Conséquence logique des prouesses sus citées (excusez du peu), on convoque les africains que nous sommes, aux urnes pour choisir les hommes et les femmes en charge de conduire les destinées de leurs pays lors d'une mascarade d'élection "démocratique". Simple comme bonjour, on va bonnement jeter dans l'urne le bulletin portant la marque du parti de son neveu dont la tête est plutôt remplie de fumiers (permettez-le moi) et le coeur troqué contre une calculatrice, et on revient s'asseoir. Ils ne sont même plus capables d'exiger des heureux élus l'adduction d'eau ou l’érection d’un poste de santé si nécessaires à leur propre village, l'essentiel étant la victoire du clan. Qui a dit que la démocratie et l'analphabétisme pouvaient se comprendre ?

Après 40 ans d'indépendance, l'africain parfait ignorant de ses droits au développement, peine à comprendre que les différentes ethnies, la grande diversité linguistique et culturelle sont plutôt une inestimable richesse et doivent être mises à profit pour relever les défis du développement socio-économique, technique et même scientifique avec par exemple les riches connaissances de la médecine traditionnelle sur ce continent. Mais rien n'y fait, à l'orée de ce millénaire annoncé comme celui de tous les espoirs, on continue de s'entre-déchirer en Côte d'Ivoire, en Centrafrique, aux Congo(s), au Soudan, au Rwanda, etc. pour des motifs relevant plutôt de la  mythologie.
Pendant ce temps les envahisseurs se frottent les mains et attendant le moment propice pour bondir.

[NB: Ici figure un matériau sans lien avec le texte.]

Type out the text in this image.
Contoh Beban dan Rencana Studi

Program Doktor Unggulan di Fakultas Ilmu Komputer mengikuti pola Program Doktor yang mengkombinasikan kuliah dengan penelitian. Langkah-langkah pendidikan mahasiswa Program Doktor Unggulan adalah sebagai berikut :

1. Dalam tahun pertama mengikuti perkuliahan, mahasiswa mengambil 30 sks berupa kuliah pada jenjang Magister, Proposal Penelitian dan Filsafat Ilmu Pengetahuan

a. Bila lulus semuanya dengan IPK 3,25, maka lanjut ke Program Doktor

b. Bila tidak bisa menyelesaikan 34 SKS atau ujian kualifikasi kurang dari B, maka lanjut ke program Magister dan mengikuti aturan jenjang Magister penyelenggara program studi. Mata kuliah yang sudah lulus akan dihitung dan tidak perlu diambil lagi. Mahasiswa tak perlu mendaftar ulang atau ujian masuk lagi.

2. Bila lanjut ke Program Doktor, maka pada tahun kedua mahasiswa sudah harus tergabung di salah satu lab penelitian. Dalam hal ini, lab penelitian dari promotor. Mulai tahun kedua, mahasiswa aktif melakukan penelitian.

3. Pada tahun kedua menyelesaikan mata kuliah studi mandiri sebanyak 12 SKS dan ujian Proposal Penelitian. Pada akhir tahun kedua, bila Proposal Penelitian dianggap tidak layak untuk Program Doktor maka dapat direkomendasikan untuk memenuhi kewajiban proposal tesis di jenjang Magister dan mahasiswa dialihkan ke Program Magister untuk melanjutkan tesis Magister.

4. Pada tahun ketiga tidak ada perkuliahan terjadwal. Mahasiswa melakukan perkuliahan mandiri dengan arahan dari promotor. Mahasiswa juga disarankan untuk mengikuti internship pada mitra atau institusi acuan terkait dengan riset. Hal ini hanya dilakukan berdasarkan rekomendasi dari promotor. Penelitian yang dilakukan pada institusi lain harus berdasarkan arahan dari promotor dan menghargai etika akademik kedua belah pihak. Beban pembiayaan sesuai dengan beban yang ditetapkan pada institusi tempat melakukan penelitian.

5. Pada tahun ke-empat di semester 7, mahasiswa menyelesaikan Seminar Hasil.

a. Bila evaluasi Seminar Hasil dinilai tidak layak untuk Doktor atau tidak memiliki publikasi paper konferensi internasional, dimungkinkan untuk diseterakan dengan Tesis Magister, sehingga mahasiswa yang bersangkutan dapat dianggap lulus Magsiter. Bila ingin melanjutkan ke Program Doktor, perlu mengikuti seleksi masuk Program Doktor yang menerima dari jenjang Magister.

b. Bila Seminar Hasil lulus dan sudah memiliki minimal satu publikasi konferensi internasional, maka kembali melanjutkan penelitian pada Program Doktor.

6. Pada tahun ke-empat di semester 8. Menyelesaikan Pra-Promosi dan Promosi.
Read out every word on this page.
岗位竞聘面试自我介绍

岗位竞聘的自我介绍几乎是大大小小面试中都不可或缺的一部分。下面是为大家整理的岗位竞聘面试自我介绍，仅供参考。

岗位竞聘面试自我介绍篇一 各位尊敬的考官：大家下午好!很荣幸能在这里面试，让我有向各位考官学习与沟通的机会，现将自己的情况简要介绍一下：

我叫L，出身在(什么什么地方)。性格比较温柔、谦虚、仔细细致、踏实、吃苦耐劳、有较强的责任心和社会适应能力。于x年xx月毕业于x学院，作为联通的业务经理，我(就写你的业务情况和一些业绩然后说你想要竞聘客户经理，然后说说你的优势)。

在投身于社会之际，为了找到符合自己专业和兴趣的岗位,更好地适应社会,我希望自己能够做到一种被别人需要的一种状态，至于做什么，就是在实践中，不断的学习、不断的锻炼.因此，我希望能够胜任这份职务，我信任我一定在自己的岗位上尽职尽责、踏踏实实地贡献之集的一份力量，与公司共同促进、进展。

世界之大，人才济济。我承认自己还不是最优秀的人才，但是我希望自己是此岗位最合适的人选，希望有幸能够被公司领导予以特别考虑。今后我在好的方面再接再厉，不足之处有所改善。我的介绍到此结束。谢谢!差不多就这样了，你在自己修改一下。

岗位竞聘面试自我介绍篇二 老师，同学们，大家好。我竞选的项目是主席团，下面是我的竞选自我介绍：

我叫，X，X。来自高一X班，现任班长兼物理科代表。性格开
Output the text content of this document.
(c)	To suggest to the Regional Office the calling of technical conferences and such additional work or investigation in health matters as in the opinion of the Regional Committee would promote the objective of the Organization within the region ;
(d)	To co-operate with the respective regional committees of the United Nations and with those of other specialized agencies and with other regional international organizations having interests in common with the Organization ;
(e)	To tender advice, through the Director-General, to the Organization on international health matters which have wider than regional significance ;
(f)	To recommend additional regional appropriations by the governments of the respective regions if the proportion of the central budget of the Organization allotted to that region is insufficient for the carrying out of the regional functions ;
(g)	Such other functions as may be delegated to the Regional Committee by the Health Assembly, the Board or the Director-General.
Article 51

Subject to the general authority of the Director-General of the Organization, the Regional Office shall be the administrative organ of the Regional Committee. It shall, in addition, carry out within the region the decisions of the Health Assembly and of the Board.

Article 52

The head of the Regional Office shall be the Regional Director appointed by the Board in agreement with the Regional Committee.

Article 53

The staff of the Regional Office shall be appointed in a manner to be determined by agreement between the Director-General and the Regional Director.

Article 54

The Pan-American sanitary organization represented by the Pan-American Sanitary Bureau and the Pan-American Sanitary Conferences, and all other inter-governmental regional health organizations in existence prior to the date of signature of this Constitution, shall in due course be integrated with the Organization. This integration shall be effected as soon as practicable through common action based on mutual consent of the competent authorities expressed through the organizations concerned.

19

Lorsque nous serons complètement à terre, il leur suffira de déposer leur valise puis de s'installer dans notre propre maison ; et ce jour, ils auront tenu le pari du "diviser pour mieux régner". De toutes les façons ils ne nous ont jamais ratés.

Loin de nous l'idée de jeter du discrédit sur l'ensemble des régimes en  place dans tous les pays du continent et encore moins de faire l'apologie de l'afro-péssimisme. Il est vrai certains hommes politiques méritent  notre plein respect, quand bien même ils sont souvent kidnappé par des groupes  d'influence fascistes ou ultra-capitalistes. Mais reconnaissons tout de même que le  manque d'impartialité de la justice, l'injonction des pouvoirs publiques dans l'attribution des marchés, les cas avérés de grossiers détournements, l'absence d'efficacité dans les prestations des services publics, le manque de vision pour le développement, le manque de courage politique des dirigeants africains lors des grandes discussions concernant l'avenir de la planète tout entière ou sur la place de l'Afrique dans le concert des nations, etc. relevés quotidiennement, sont de nature à jeter un voile de suspicion et de doute sur les qualités de ces derniers. Pour tout cela, cette réflexion aura  atteint pleinement son objectif, si elle peut ne serait-ce que contribuer à susciter des interrogations et à faire germer des idées pragmatiques conduisant à l’éclosion d’une conscience nationale, avant de faire vibrer la fibre patriotique qui est en chacun de nous et nous faire rêver ensemble une modernité républicaine basée sur la culture de l’excellence et de l’intégrité.
Le rêve au moins nous est permis. Comment envisageons nous par exemple  le paysage politique, environnemental, social et économique de la  Centrafrique dans 12 mois ? Tout peut commencer dans une sorte de rêve collectif et réaliste, croyez moi.